Le portrait

Huile : 55 x 46

En 1918 de retour des tranchées Ursule DURUL avait tranché, l’épreuve lui ayant forgé le caractère il serait forgeron. Pas épargné il se mit à le faire.
Tôt sur son marteau il s’activait, sur le soufflet, la tenaille et l’enclume, assidu à la tâche, il travailla, besogna et encore. Encore il besogna.
Pour ses 50 ans il voulut se faire faire le portrait et se rendit un beau dimanche d’été à la ville voisine distante d’une quinzaine de kilomètres.
Le projet était pensé de longue date et préparé avec soin. Le vélo astiqué, lui rasé à l’écorchure, savonné, costumé, repassé, pantalon pincé sur la cheville, il fit le trajet dans l’aimable fraîcheur du petit matin, précautionneux à éviter les trous et les poussières des bas-côtés.
9 h, à l’ouverture il était le premier,
Préparé, repeigné il fut photographié,
Pas peu fier, à la caisse, il dut alors passer,
Gêné, vexé, sur lui la honte allait tomber.
Lui, Ursule DURUL, si appliqué, si réfléchi, il avait oublié son portefeuille !
Rouge, bouche sèche, il s’excusa. Rien ne l’aurait arrêté, il décida d’aller rechercher l’argent et ceci dans la matinée, le commerce l’après-midi étant fermé.
10 h sur la pédale le voilà employé,
10 h 30 il ahane, peine et sue, entêté,
11 h la chaîne cède, il terminera à pied,
Il réparera, c’est dit à son atelier,
11 h 30 mécanique changée, lui obsédé.
Vite, vite avant midi il devra arriver.
Trop tard, les volets de la boutique étaient accrochés et sur l’un d’eux cet avis : fermeture pour congés annuels du 2 au 23 août, chers clients à bientôt.
Affligé il s’en retourna sans éviter les bas-côtés. Août le vit se morfondre, teint grisâtre, sans ardeur, poignet mou, braise tiédasse, torturé par la dette.
Le mardi 24 août, il reprit la route, mollets tendus, chaîne graissée. Il pleuvait. Sur la porte du magasin un faire-part de deuil était affiché : le tireur de portrait était décédé. Ursule repartit donc, accablé, crotté, trempé. La nuit fut blanche.
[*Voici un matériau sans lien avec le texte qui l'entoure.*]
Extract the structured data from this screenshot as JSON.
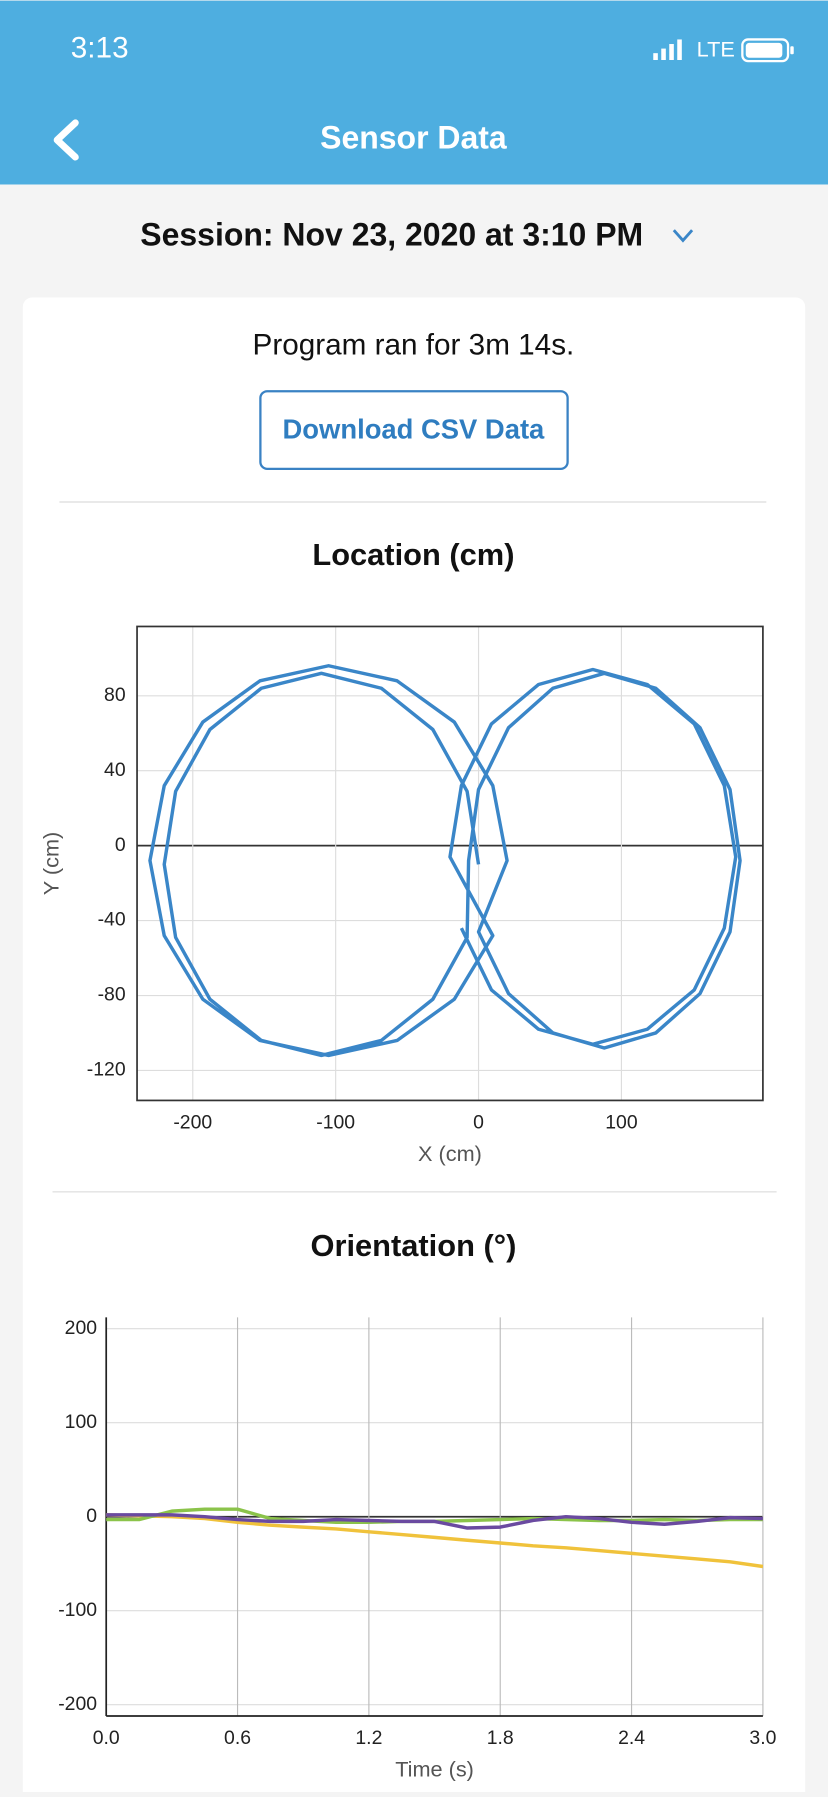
{
  "status_bar": {
    "time": "3:13",
    "network": "LTE"
  },
  "header": {
    "title": "Sensor Data"
  },
  "session": "Session: Nov 23, 2020 at 3:10 PM",
  "summary": "Program ran for 3m 14s.",
  "download_button": "Download CSV Data",
  "chart_data": [
    {
      "type": "line",
      "title": "Location (cm)",
      "xlabel": "X (cm)",
      "ylabel": "Y (cm)",
      "grid": true,
      "xlim": [
        -239,
        199
      ],
      "xticks": [
        -200,
        -100,
        0,
        100
      ],
      "ylim": [
        -136,
        117
      ],
      "yticks": [
        -120,
        -80,
        -40,
        0,
        40,
        80
      ],
      "x": [
        0,
        -8,
        -32,
        -68,
        -110,
        -152,
        -188,
        -212,
        -220,
        -212,
        -188,
        -152,
        -110,
        -68,
        -32,
        -8,
        -7,
        0,
        21,
        52,
        88,
        124,
        155,
        176,
        183,
        176,
        155,
        124,
        88,
        52,
        21,
        0,
        20,
        10,
        -17,
        -57,
        -105,
        -153,
        -193,
        -220,
        -230,
        -220,
        -193,
        -153,
        -105,
        -57,
        -17,
        10,
        -20,
        -12,
        9,
        42,
        80,
        118,
        151,
        172,
        180,
        172,
        151,
        118,
        80,
        42,
        9,
        -12
      ],
      "series": [
        {
          "color": "#3a86c8",
          "values": [
            -10,
            29,
            62,
            84,
            92,
            84,
            62,
            29,
            -10,
            -49,
            -82,
            -104,
            -112,
            -104,
            -82,
            -49,
            -8,
            30,
            63,
            84,
            92,
            84,
            63,
            30,
            -8,
            -46,
            -79,
            -100,
            -108,
            -100,
            -79,
            -46,
            -8,
            32,
            66,
            88,
            96,
            88,
            66,
            32,
            -8,
            -48,
            -82,
            -104,
            -112,
            -104,
            -82,
            -48,
            -6,
            32,
            65,
            86,
            94,
            86,
            65,
            32,
            -6,
            -44,
            -77,
            -98,
            -106,
            -98,
            -77,
            -44
          ]
        }
      ]
    },
    {
      "type": "line",
      "title": "Orientation (°)",
      "xlabel": "Time (s)",
      "grid": true,
      "xlim": [
        0,
        3
      ],
      "xticks": [
        {
          "value": 0,
          "label": "0.0"
        },
        0.6,
        1.2,
        1.8,
        2.4,
        {
          "value": 3,
          "label": "3.0"
        }
      ],
      "ylim": [
        -212,
        212
      ],
      "yticks": [
        -200,
        -100,
        0,
        100,
        200
      ],
      "x": [
        0,
        0.15,
        0.3,
        0.45,
        0.6,
        0.75,
        0.9,
        1.05,
        1.2,
        1.35,
        1.5,
        1.65,
        1.8,
        1.95,
        2.1,
        2.25,
        2.4,
        2.55,
        2.7,
        2.85,
        3.0
      ],
      "series": [
        {
          "color": "#f0c23b",
          "values": [
            2,
            1,
            0,
            -2,
            -6,
            -9,
            -11,
            -13,
            -16,
            -19,
            -22,
            -25,
            -28,
            -31,
            -33,
            -36,
            -39,
            -42,
            -45,
            -48,
            -53
          ]
        },
        {
          "color": "#8bc34a",
          "values": [
            -3,
            -3,
            6,
            8,
            8,
            -2,
            -4,
            -6,
            -6,
            -5,
            -5,
            -4,
            -3,
            -2,
            -3,
            -4,
            -4,
            -3,
            -4,
            -3,
            -3
          ]
        },
        {
          "color": "#6a4aa0",
          "values": [
            2,
            2,
            2,
            0,
            -3,
            -5,
            -5,
            -3,
            -4,
            -5,
            -5,
            -12,
            -11,
            -4,
            0,
            -2,
            -6,
            -8,
            -5,
            -1,
            -2
          ]
        }
      ]
    }
  ]
}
Il revint le lendemain par grand vent s’enquérir de l’enterrement. Il apprit qu’il aurait lieu le jour suivant. Il y fut, vélo astiqué, lui rasé à l’écorchure, savonné, costumé, repassé, pantalon pincé sur la cheville.
Il croyait pouvoir rembourser la femme du commerçant mais dans la peine et les pleurs il ne le put. Rongé, miné, il rentra et traîna sa misère tout le jeudi.
Rageur, le vendredi, il refit le chemin, vélo astiqué, lui rasé à l’écorchure, etc… À la porte il tapa, appela… la veuve lui ouvrit. Peu farouche, seins tentants, disposée, elle lui apprit qu’elle connaissait d’autres façons d’éponger une dette.
Il refusa, se refusa, la paya et récupéra sa photo qui le montrait moins marqué.
L’histoire fit le tour du canton. On l’appela alors Dudu l’assidu du dû.